Objectifs: produire de nouvelles unités aériennes plus rapidement, tout en réduisant les coûts de production et la durée de développement d’un appareil Airbus. A cet effet, la transformation digitale est en passe de devenir un élément majeur pour faire face à la concurrence américaine et chinoise.

Pour Marc Fontaine, digital officer d’Airbus. «l’entreprise a conclu que la donnée est le ciment des technologies, faisant d’elle un pilier de la transformation digitale».

Dans son processus, Airbus a scellé un accord avec la société US Palantir spécialisée dans le big data, et a lancé une plateforme baptisée Skywise par le biais de laquelle il projette de diffuser aussi bien chez les usines que chez les compagnies les données nécessaires afin de consolider ses relations avec ses partenaires. Avec sa nouvelle plateforme, l’avionneur gère près de 3.000 avions appartenant à une vingtaine de compagnies.

Parmi les bénéficiaires de cette plateforme, on distingue, entre autres, EasyJet et Emirates. Autre élément de taille, celui de la sécurité en matière d’hébergement des données. Comme le témoigne Fontaine, «Skywise utilise des logiciels d’Airbus et de Palantir fondés sur une infrastructure de stockage cryptée fournie par Amazon».

Dans le même ordre d’idée, cela permettra à la firme française de renforcer son industrie en anticipant les pannes émanant des appareils, et la performance des avions au niveau de leur fiabilité. A ce propos, Marc Fontaine soutient qu’«un bon avion atteint une fiabilité de 99%. Le reste du temps, il a un problème qui le cloue au sol, ce qui n’est plus acceptable». Pour pouvoir anticiper les éventuelles anomalies, un suivi de chaque appareil est nécessaire.

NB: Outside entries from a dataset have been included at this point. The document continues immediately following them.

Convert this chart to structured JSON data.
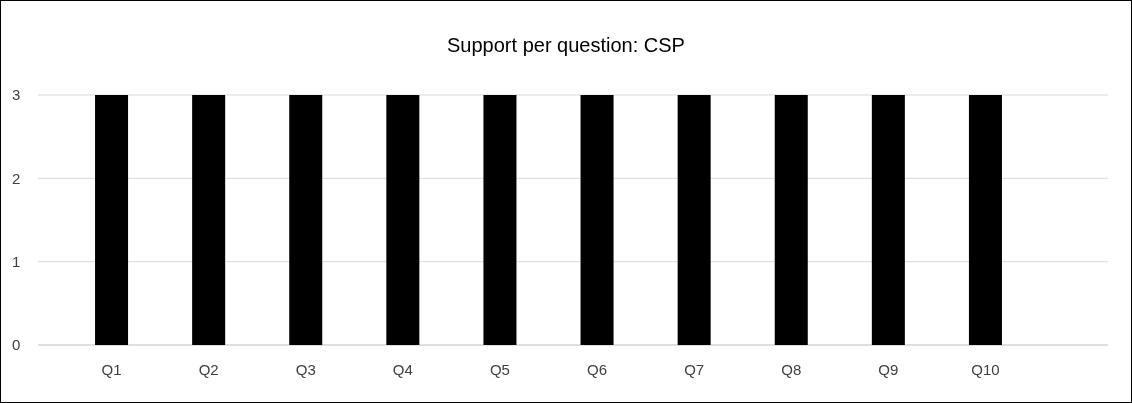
{
  "chart_data": {
    "type": "bar",
    "title": "Support per question: CSP",
    "categories": [
      "Q1",
      "Q2",
      "Q3",
      "Q4",
      "Q5",
      "Q6",
      "Q7",
      "Q8",
      "Q9",
      "Q10"
    ],
    "values": [
      3,
      3,
      3,
      3,
      3,
      3,
      3,
      3,
      3,
      3
    ],
    "color": "#000000",
    "ylim": [
      0,
      3
    ],
    "yticks": [
      0,
      1,
      2,
      3
    ],
    "grid": "y"
  }
}
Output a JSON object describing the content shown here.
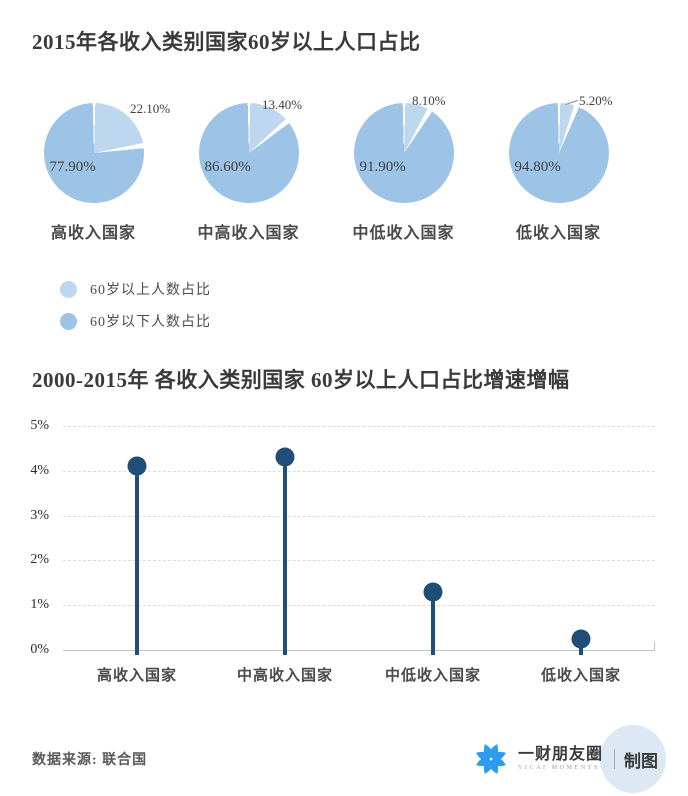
{
  "colors": {
    "light_blue": "#BDD7EE",
    "medium_blue": "#9DC3E6",
    "navy": "#1F4E79",
    "logo_blue": "#2D9CF0",
    "logo_bg": "#DCE9F5"
  },
  "chart_data": [
    {
      "type": "pie",
      "title": "2015年各收入类别国家60岁以上人口占比",
      "legend": [
        {
          "label": "60岁以上人数占比",
          "color_key": "light_blue"
        },
        {
          "label": "60岁以下人数占比",
          "color_key": "medium_blue"
        }
      ],
      "pies": [
        {
          "category": "高收入国家",
          "over60_pct": 22.1,
          "over60_label": "22.10%",
          "under60_pct": 77.9,
          "under60_label": "77.90%",
          "leader_line": false
        },
        {
          "category": "中高收入国家",
          "over60_pct": 13.4,
          "over60_label": "13.40%",
          "under60_pct": 86.6,
          "under60_label": "86.60%",
          "leader_line": false
        },
        {
          "category": "中低收入国家",
          "over60_pct": 8.1,
          "over60_label": "8.10%",
          "under60_pct": 91.9,
          "under60_label": "91.90%",
          "leader_line": false
        },
        {
          "category": "低收入国家",
          "over60_pct": 5.2,
          "over60_label": "5.20%",
          "under60_pct": 94.8,
          "under60_label": "94.80%",
          "leader_line": true
        }
      ]
    },
    {
      "type": "lollipop",
      "title": "2000-2015年 各收入类别国家 60岁以上人口占比增速增幅",
      "categories": [
        "高收入国家",
        "中高收入国家",
        "中低收入国家",
        "低收入国家"
      ],
      "values": [
        4.1,
        4.3,
        1.3,
        0.25
      ],
      "ylim": [
        0,
        5
      ],
      "yticks": [
        "5%",
        "4%",
        "3%",
        "2%",
        "1%",
        "0%"
      ],
      "grid": "horizontal-dashed",
      "legend_position": "none"
    }
  ],
  "footer": {
    "source": "数据来源: 联合国",
    "logo_name": "一财朋友圈",
    "logo_sub": "YICAI MOMENTS",
    "logo_suffix": "制图"
  }
}
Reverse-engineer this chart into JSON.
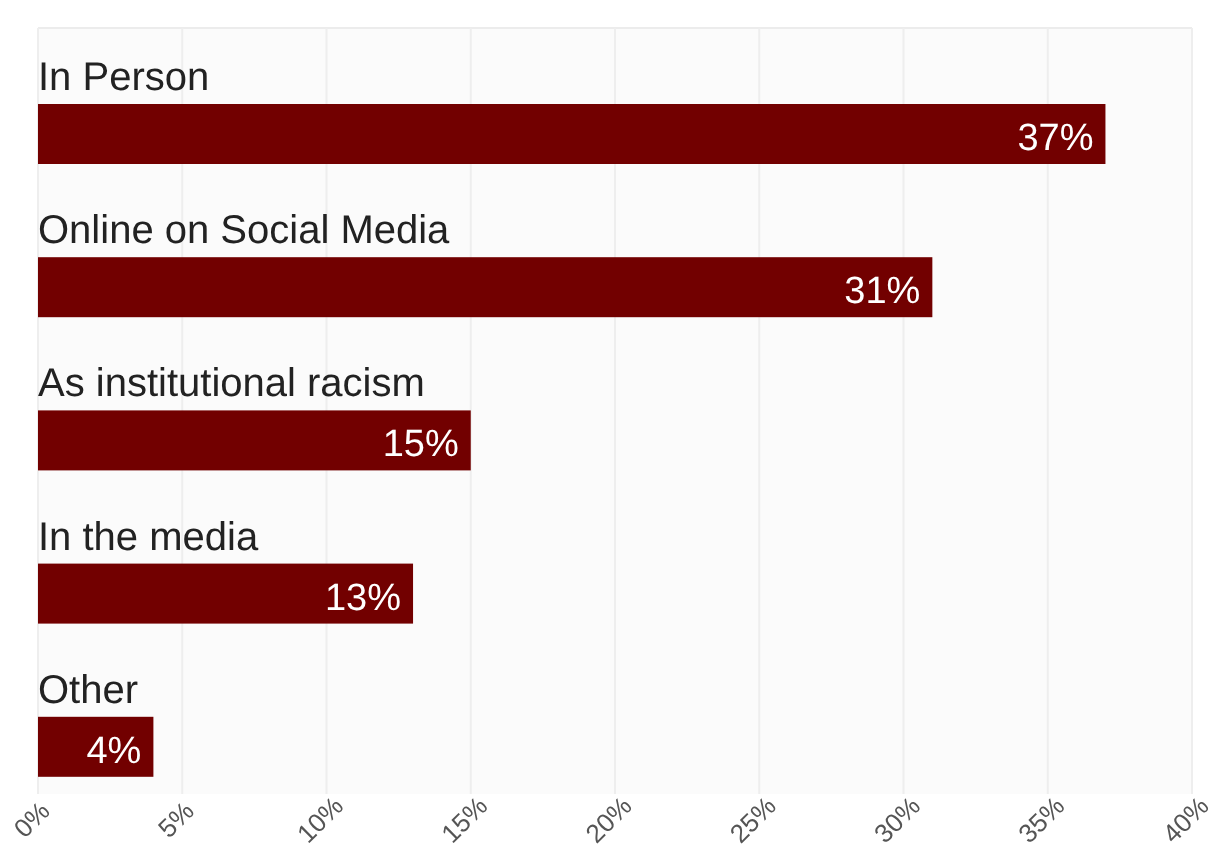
{
  "chart_data": {
    "type": "bar",
    "orientation": "horizontal",
    "categories": [
      "In Person",
      "Online on Social Media",
      "As institutional racism",
      "In the media",
      "Other"
    ],
    "values": [
      37,
      31,
      15,
      13,
      4
    ],
    "value_labels": [
      "37%",
      "31%",
      "15%",
      "13%",
      "4%"
    ],
    "color": "#720000",
    "xlim": [
      0,
      40
    ],
    "xticks": [
      {
        "value": 0,
        "label": "0%"
      },
      {
        "value": 5,
        "label": "5%"
      },
      {
        "value": 10,
        "label": "10%"
      },
      {
        "value": 15,
        "label": "15%"
      },
      {
        "value": 20,
        "label": "20%"
      },
      {
        "value": 25,
        "label": "25%"
      },
      {
        "value": 30,
        "label": "30%"
      },
      {
        "value": 35,
        "label": "35%"
      },
      {
        "value": 40,
        "label": "40%"
      }
    ],
    "grid": "x"
  }
}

Selon Fontaine, «à l’ère de l’A320, Airbus collecte et décortique plus de 400 paramètres. Or, à l’heure actuelle, avec l’arrivée de l’A350, c’est plus de 800.000 données qui sont analysées quotidiennement». Sur le sol marocain, Airbus opère avec des sous-traitants pour la fabrication des pièces destinées à ses avions.

Plus globalement, le secteur de l’aéronautique au Maroc a réalisé une forte croissance  en 2017. Il a enregistré une hausse du chiffre d’affaires à l’export de 18,4%, et l’implantation de 130 entreprises. La filière emploie par ailleurs plus de 15.000 salariés et inscrit un taux d’intégration de 29%.

A rappeler que le Maroc s’est doté de six écosystèmes aéronautiques, notamment en matière de câblage, d’assemblage, d’ingénierie, de maintenance ou encore de moteurs (cf. L’Economiste 5228 du 13 mars 2018).